The D.C. Court of Appeals yesterday warned motorists attempting to avoid police radar in the city that they better "leave their 'Fuzzbusters' behind."

A three-judge panel unanimously upheld the constitutionality of the city's ban on the radar detection devices, reminding travelers that just carrying one inside a car unused is unlawful.

"Radar detectors have no utility other than aiding an illicit effort to drive in an irresponsible manner, evading society's punishment for such conduct," wrote Judge Frank Q. Nebeker.

Besides the District of Columbia, only two states -- Virginia and Michigan -- prohibit the use of police radar detectors, according to a spokesman for Electrolert, one of several manufacturers of the devices.
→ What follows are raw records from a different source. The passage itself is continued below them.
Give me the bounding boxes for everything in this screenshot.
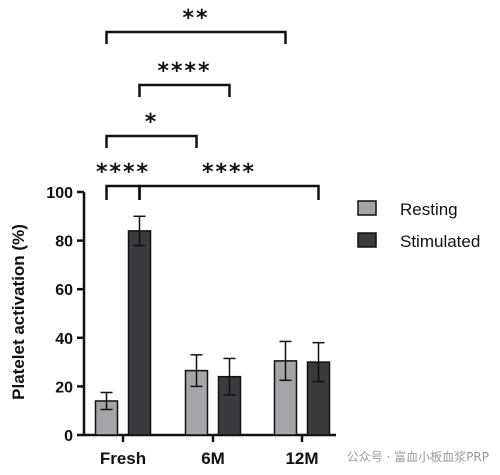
error-bar xyxy=(100,391,113,411)
y-tick-label: 100 xyxy=(46,185,73,202)
y-tick-label: 80 xyxy=(55,234,73,251)
error-bar xyxy=(190,354,203,388)
legend: Resting Stimulated xyxy=(357,200,480,251)
y-axis-title: Platelet activation (%) xyxy=(9,224,28,400)
x-tick-label: 12M xyxy=(285,449,318,468)
legend-swatch-resting xyxy=(357,200,377,216)
significance-bracket: * xyxy=(105,110,198,148)
significance-bracket: **** xyxy=(138,160,320,200)
x-tick-label: Fresh xyxy=(100,449,146,468)
significance-label: **** xyxy=(202,160,256,185)
y-tick-label: 20 xyxy=(55,379,73,396)
error-bar xyxy=(133,215,146,247)
significance-bracket: **** xyxy=(96,160,150,200)
x-axis: Fresh 6M 12M xyxy=(83,433,336,468)
significance-brackets: **** *********** xyxy=(96,6,320,200)
x-tick-label: 6M xyxy=(201,449,225,468)
significance-label: **** xyxy=(96,160,150,185)
bar-stimulated-fresh xyxy=(127,230,152,436)
watermark: 公众号 · 富血小板血浆PRP xyxy=(347,449,489,464)
significance-bracket: ** xyxy=(105,6,287,44)
bars xyxy=(94,215,331,436)
significance-label: **** xyxy=(157,59,211,84)
legend-swatch-stimulated xyxy=(357,232,377,248)
error-bar xyxy=(279,340,292,382)
legend-label-stimulated: Stimulated xyxy=(400,232,480,251)
significance-label: * xyxy=(145,110,159,135)
significance-label: ** xyxy=(182,6,209,31)
error-bar xyxy=(223,357,236,396)
legend-label-resting: Resting xyxy=(400,200,458,219)
y-tick-label: 60 xyxy=(55,282,73,299)
y-axis: 0 20 40 60 80 100 xyxy=(46,185,86,445)
y-tick-label: 40 xyxy=(55,331,73,348)
y-tick-label: 0 xyxy=(64,428,73,445)
significance-bracket: **** xyxy=(138,59,231,97)
error-bar xyxy=(312,341,325,383)
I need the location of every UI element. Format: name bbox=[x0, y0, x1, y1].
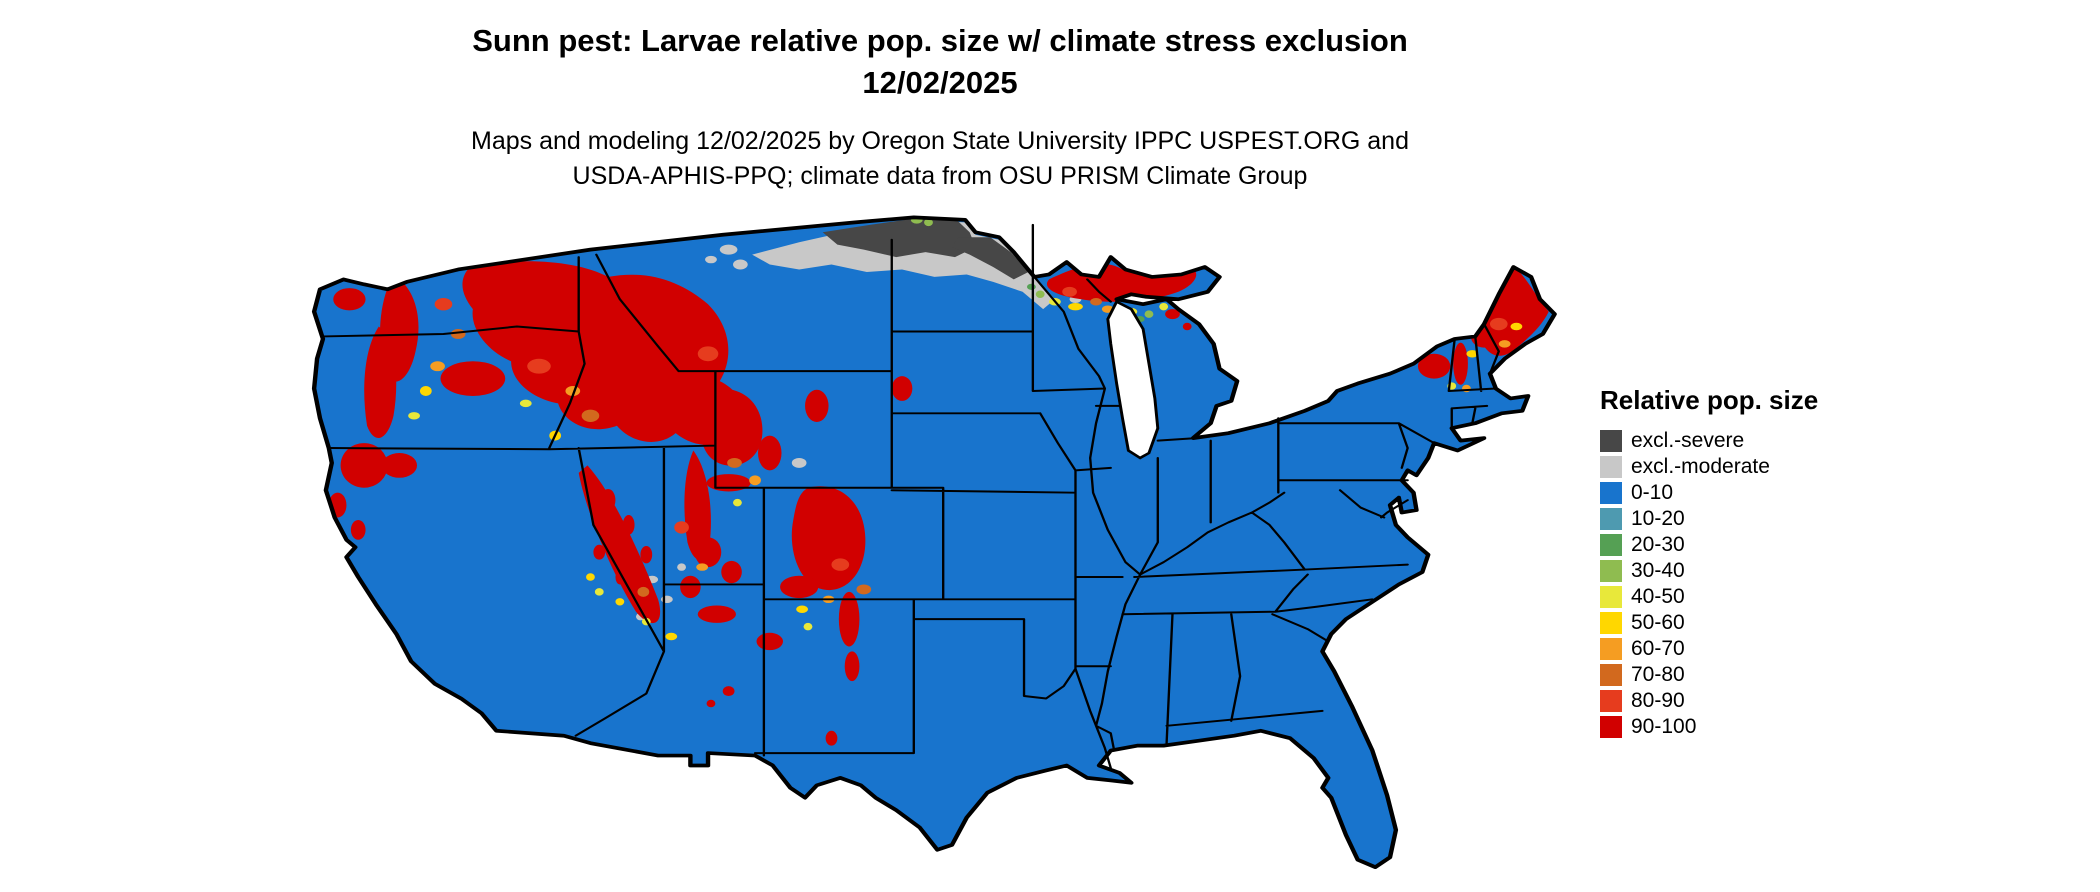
legend-label: 40-50 bbox=[1631, 585, 1685, 608]
pop-60-70-region bbox=[430, 305, 1511, 604]
legend-swatch bbox=[1600, 638, 1622, 660]
legend-label: 10-20 bbox=[1631, 507, 1685, 530]
legend-entry: excl.-moderate bbox=[1600, 454, 1818, 480]
subtitle-line-2: USDA-APHIS-PPQ; climate data from OSU PR… bbox=[572, 162, 1308, 190]
raster-overlays bbox=[328, 217, 1549, 746]
legend-label: 90-100 bbox=[1631, 715, 1697, 738]
legend-entry: 0-10 bbox=[1600, 480, 1818, 506]
legend-label: 70-80 bbox=[1631, 663, 1685, 686]
legend-swatch bbox=[1600, 456, 1622, 478]
lake-michigan bbox=[1106, 299, 1160, 460]
legend-swatch bbox=[1600, 534, 1622, 556]
us-map bbox=[223, 205, 1634, 892]
legend-swatch bbox=[1600, 586, 1622, 608]
legend-swatch bbox=[1600, 716, 1622, 738]
legend-swatch bbox=[1600, 482, 1622, 504]
subtitle-line-1: Maps and modeling 12/02/2025 by Oregon S… bbox=[471, 127, 1409, 155]
legend-entry: 80-90 bbox=[1600, 688, 1818, 714]
legend-swatch bbox=[1600, 560, 1622, 582]
legend-label: 0-10 bbox=[1631, 481, 1674, 504]
legend-label: 30-40 bbox=[1631, 559, 1685, 582]
excl-severe-region bbox=[822, 218, 1029, 280]
legend-swatch bbox=[1600, 664, 1622, 686]
legend-label: excl.-severe bbox=[1631, 429, 1745, 452]
map-attribution: Maps and modeling 12/02/2025 by Oregon S… bbox=[0, 124, 1880, 194]
map-legend: Relative pop. size excl.-severe excl.-mo… bbox=[1600, 385, 1818, 740]
map-header: Sunn pest: Larvae relative pop. size w/ … bbox=[0, 20, 1880, 194]
legend-label: 50-60 bbox=[1631, 611, 1685, 634]
pop-80-90-region bbox=[434, 286, 1508, 571]
page-title: Sunn pest: Larvae relative pop. size w/ … bbox=[0, 20, 1880, 104]
state-boundaries bbox=[321, 223, 1500, 769]
legend-label: 80-90 bbox=[1631, 689, 1685, 712]
title-line-1: Sunn pest: Larvae relative pop. size w/ … bbox=[472, 23, 1408, 58]
legend-swatch bbox=[1600, 430, 1622, 452]
pop-90-100-region bbox=[328, 261, 1549, 746]
legend-entry: 20-30 bbox=[1600, 532, 1818, 558]
legend-entry: 50-60 bbox=[1600, 610, 1818, 636]
legend-entry: 10-20 bbox=[1600, 506, 1818, 532]
legend-title: Relative pop. size bbox=[1600, 385, 1819, 415]
legend-entry: 60-70 bbox=[1600, 636, 1818, 662]
legend-entry: 90-100 bbox=[1600, 714, 1818, 740]
legend-label: 60-70 bbox=[1631, 637, 1685, 660]
legend-swatch bbox=[1600, 508, 1622, 530]
title-date: 12/02/2025 bbox=[862, 65, 1018, 100]
legend-entry: 70-80 bbox=[1600, 662, 1818, 688]
legend-entry: 40-50 bbox=[1600, 584, 1818, 610]
us-map-svg bbox=[223, 205, 1634, 892]
legend-label: 20-30 bbox=[1631, 533, 1685, 556]
legend-label: excl.-moderate bbox=[1631, 455, 1770, 478]
legend-entry: 30-40 bbox=[1600, 558, 1818, 584]
legend-swatch bbox=[1600, 690, 1622, 712]
legend-swatch bbox=[1600, 612, 1622, 634]
legend-entry: excl.-severe bbox=[1600, 428, 1818, 454]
The devices are popularly called "Fuzzbusters," the trade name Electrolert adopted for them. The Electrolert spokesman estimated that more than 2 million Fuzzbusters are in use on the nation's highways.

The District law that prohibits possession as well as use of the device in a vehicle is the first to be upheld by an appellate court, according to Electrolert..

"It's a lovely victory," said Asst. Corporation Counsel Philip T. Van Zile. D.C. police officials said that each year they seize 50 to 60 of the devices, which are several inches long and range in price from $99 to $300.

"We feel they are not illegal," said Janice Lee, of Electrolert, in Troy, Ohio. "They work on the same principal as an AM-FM radio. They just receive radio waves. Everyone has the right to receive radio waves."

"We hardly get any reverberations from D.C.," where the fine for violating the radar detector law is $50, Lee said. "I'm sure now that this decision has come down, we're going to get a little flak."

Mark H. Kaufman, who represented the six motorists involved in the appeals case, said, "None of the individuals were really concerned about being fined $50. They felt the statute was unconstitutional and an infringement of their rights. I thought we had a good chance of winning."

Kaufman contended that in prohibiting the mere possession of the devices, the D.C. law was unconstitutionally broad. He also argued that only the U.S. government, through the Federal Communications Commission, should be able to regulate the devices.

Nebeker noted, however, that while a radar detector is indeed a radio receiver, its purpose is to avoid police and that it does not receive the kind of "communication" localities cannot regulate.

Nebeker's opinion, which upheld a D.C. Superior Court decision by Judge James A. Washington, Jr., was joined by Judges John W. Kern III and George R. Gallagher.